Leading Across Differences
How often do community leaders have a safe space to identify, question, and explore their differences? ALF provides this rare space and facilitates deeper conversations about race, class, gender, and religion that people often want but always approach warily. Class members grow even closer through awareness-building exercises and lively focused dialogues that help them unpack their values, histories, and belief systems. Fellows become more effective leaders by learning how to bridge differences.

Adaptive Leadership
Adaptive Leadership is the practice of mobilizing people to tackle complicated, systemic, and community-wide challenges. In the absence of obvious solutions (and sometimes a clearly defined problem), this requires leadership as an activity and a collaborative skill, rather than a position of power. For the challenges facing our region, adaptive leadership narrows the gap between the way things are and the way things need to be to create a better future. This session provides an overview of adaptive leadership and gives class members hands-on practice framing highly complex community problems and engaging people to be part of the solution.

Cross-Curriculum Practicum
The Practicum invites Fellows to use all the knowledge and skills they’ve built throughout the program.
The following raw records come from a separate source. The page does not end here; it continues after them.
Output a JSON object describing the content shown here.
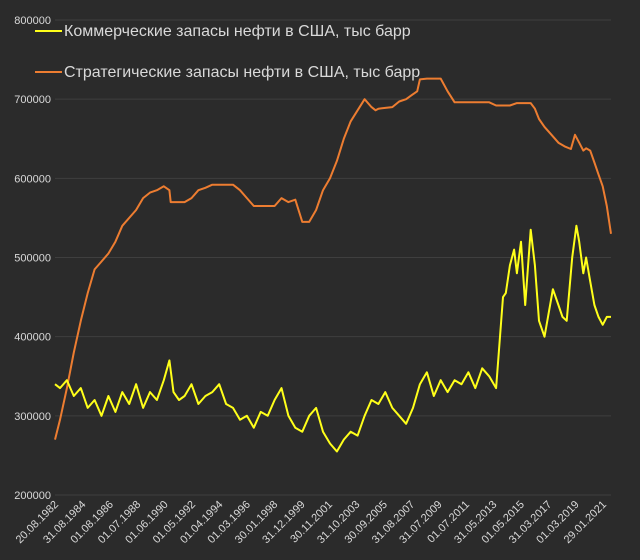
{
  "chart_data": {
    "type": "line",
    "title": "",
    "xlabel": "",
    "ylabel": "",
    "ylim": [
      200000,
      800000
    ],
    "y_ticks": [
      "200000",
      "300000",
      "400000",
      "500000",
      "600000",
      "700000",
      "800000"
    ],
    "x_tick_labels": [
      "20.08.1982",
      "31.08.1984",
      "01.08.1986",
      "01.07.1988",
      "01.06.1990",
      "01.05.1992",
      "01.04.1994",
      "01.03.1996",
      "30.01.1998",
      "31.12.1999",
      "30.11.2001",
      "31.10.2003",
      "30.09.2005",
      "31.08.2007",
      "31.07.2009",
      "01.07.2011",
      "31.05.2013",
      "01.05.2015",
      "31.03.2017",
      "01.03.2019",
      "29.01.2021"
    ],
    "grid": "horizontal",
    "legend_position": "top-left",
    "background": "#2b2b2b",
    "series": [
      {
        "name": "Коммерческие запасы нефти в США, тыс барр",
        "color": "#ffff1a",
        "x": [
          1982.64,
          1983.0,
          1983.5,
          1984.0,
          1984.5,
          1985.0,
          1985.5,
          1986.0,
          1986.5,
          1987.0,
          1987.5,
          1988.0,
          1988.5,
          1989.0,
          1989.5,
          1990.0,
          1990.5,
          1990.9,
          1991.2,
          1991.6,
          1992.0,
          1992.5,
          1993.0,
          1993.5,
          1994.0,
          1994.5,
          1995.0,
          1995.5,
          1996.0,
          1996.5,
          1997.0,
          1997.5,
          1998.0,
          1998.5,
          1999.0,
          1999.5,
          2000.0,
          2000.5,
          2001.0,
          2001.5,
          2002.0,
          2002.5,
          2003.0,
          2003.5,
          2004.0,
          2004.5,
          2005.0,
          2005.5,
          2006.0,
          2006.5,
          2007.0,
          2007.5,
          2008.0,
          2008.5,
          2009.0,
          2009.5,
          2010.0,
          2010.5,
          2011.0,
          2011.5,
          2012.0,
          2012.5,
          2013.0,
          2013.5,
          2014.0,
          2014.5,
          2015.0,
          2015.2,
          2015.5,
          2015.8,
          2016.0,
          2016.3,
          2016.6,
          2017.0,
          2017.3,
          2017.6,
          2018.0,
          2018.3,
          2018.6,
          2019.0,
          2019.3,
          2019.6,
          2020.0,
          2020.3,
          2020.5,
          2020.8,
          2021.0,
          2021.3,
          2021.6,
          2021.9,
          2022.2,
          2022.5,
          2022.8
        ],
        "values": [
          340000,
          335000,
          345000,
          325000,
          335000,
          310000,
          320000,
          300000,
          325000,
          305000,
          330000,
          315000,
          340000,
          310000,
          330000,
          320000,
          345000,
          370000,
          330000,
          320000,
          325000,
          340000,
          315000,
          325000,
          330000,
          340000,
          315000,
          310000,
          295000,
          300000,
          285000,
          305000,
          300000,
          320000,
          335000,
          300000,
          285000,
          280000,
          300000,
          310000,
          280000,
          265000,
          255000,
          270000,
          280000,
          275000,
          300000,
          320000,
          315000,
          330000,
          310000,
          300000,
          290000,
          310000,
          340000,
          355000,
          325000,
          345000,
          330000,
          345000,
          340000,
          355000,
          335000,
          360000,
          350000,
          335000,
          450000,
          455000,
          490000,
          510000,
          480000,
          520000,
          440000,
          535000,
          490000,
          420000,
          400000,
          430000,
          460000,
          440000,
          425000,
          420000,
          500000,
          540000,
          520000,
          480000,
          500000,
          470000,
          440000,
          425000,
          415000,
          425000,
          425000
        ]
      },
      {
        "name": "Стратегические запасы нефти в США, тыс барр",
        "color": "#ed7d31",
        "x": [
          1982.64,
          1983.0,
          1983.5,
          1984.0,
          1984.5,
          1985.0,
          1985.5,
          1986.0,
          1986.5,
          1987.0,
          1987.5,
          1988.0,
          1988.5,
          1989.0,
          1989.5,
          1990.0,
          1990.5,
          1990.9,
          1991.0,
          1991.5,
          1992.0,
          1992.5,
          1993.0,
          1993.5,
          1994.0,
          1994.5,
          1995.0,
          1995.5,
          1996.0,
          1996.5,
          1997.0,
          1997.5,
          1998.0,
          1998.5,
          1999.0,
          1999.5,
          2000.0,
          2000.5,
          2000.8,
          2001.0,
          2001.5,
          2002.0,
          2002.5,
          2003.0,
          2003.5,
          2004.0,
          2004.5,
          2005.0,
          2005.5,
          2005.8,
          2006.0,
          2006.5,
          2007.0,
          2007.5,
          2008.0,
          2008.4,
          2008.8,
          2009.0,
          2009.5,
          2010.0,
          2010.5,
          2011.0,
          2011.5,
          2012.0,
          2012.5,
          2013.0,
          2013.5,
          2014.0,
          2014.5,
          2015.0,
          2015.5,
          2016.0,
          2016.5,
          2017.0,
          2017.3,
          2017.6,
          2018.0,
          2018.5,
          2019.0,
          2019.5,
          2019.9,
          2020.2,
          2020.5,
          2020.8,
          2021.0,
          2021.3,
          2021.6,
          2021.9,
          2022.2,
          2022.5,
          2022.8
        ],
        "values": [
          270000,
          295000,
          335000,
          380000,
          420000,
          455000,
          485000,
          495000,
          505000,
          520000,
          540000,
          550000,
          560000,
          575000,
          582000,
          585000,
          590000,
          585000,
          570000,
          570000,
          570000,
          575000,
          585000,
          588000,
          592000,
          592000,
          592000,
          592000,
          585000,
          575000,
          565000,
          565000,
          565000,
          565000,
          575000,
          570000,
          573000,
          545000,
          545000,
          545000,
          560000,
          585000,
          600000,
          622000,
          650000,
          672000,
          686000,
          700000,
          690000,
          686000,
          688000,
          689000,
          690000,
          697000,
          700000,
          705000,
          710000,
          725000,
          726000,
          726000,
          726000,
          710000,
          696000,
          696000,
          696000,
          696000,
          696000,
          696000,
          692000,
          692000,
          692000,
          695000,
          695000,
          695000,
          688000,
          675000,
          665000,
          655000,
          645000,
          640000,
          637000,
          655000,
          645000,
          635000,
          638000,
          635000,
          620000,
          605000,
          590000,
          565000,
          530000
        ]
      }
    ]
  }
}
Current issues and case studies form the agenda for the day, during which members wrestle with finding solutions to real challenges in their communities. Fellows are called upon to combine, practice, and strengthen skills such as leveraging individual and team strengths, facilitating effective dialogue, leading across differences, and modeling adaptive leadership.

Taking Stock Retreat (overnight)
After seven months together, ALF Fellows get to practice the art of giving and receiving feedback while building self-awareness about their leadership styles. At an overnight session, members create a personal leadership statement and hear from peers if and how this aligns with how they have modeled this leadership style throughout the year. Everything the Fellows have learned throughout the year finds its way into the feedback, which includes both strengths and opportunities for improvement.

Commencement
The capstone of the year is Commencement, when the principles and skills of ALF are knit together and Fellows commit themselves to individual and group action in their communities. This session also includes an evaluation of the year and a chance for class members to say goodbye with personal statements. The day-long class leads into a reception and celebratory dinner at The Duke Mansion with family, invited guests and many ALF Senior Fellows who return to honor the newest Senior Fellows.

Senior Fellow Events and Programs

Once you complete the course, you are designated an ALF Senior Fellow, and are able to attend special programs that dig deeper into theories, processes, and topics covered in ALF. Throughout the year we offer programs that allow you to hone your skills, socialize, and engage with other Senior Fellows and subject matter experts.

Senior Fellows also self-organize to hold mixers and other gatherings that allow classes and Fellows from the regions to remain close and stay active within the network.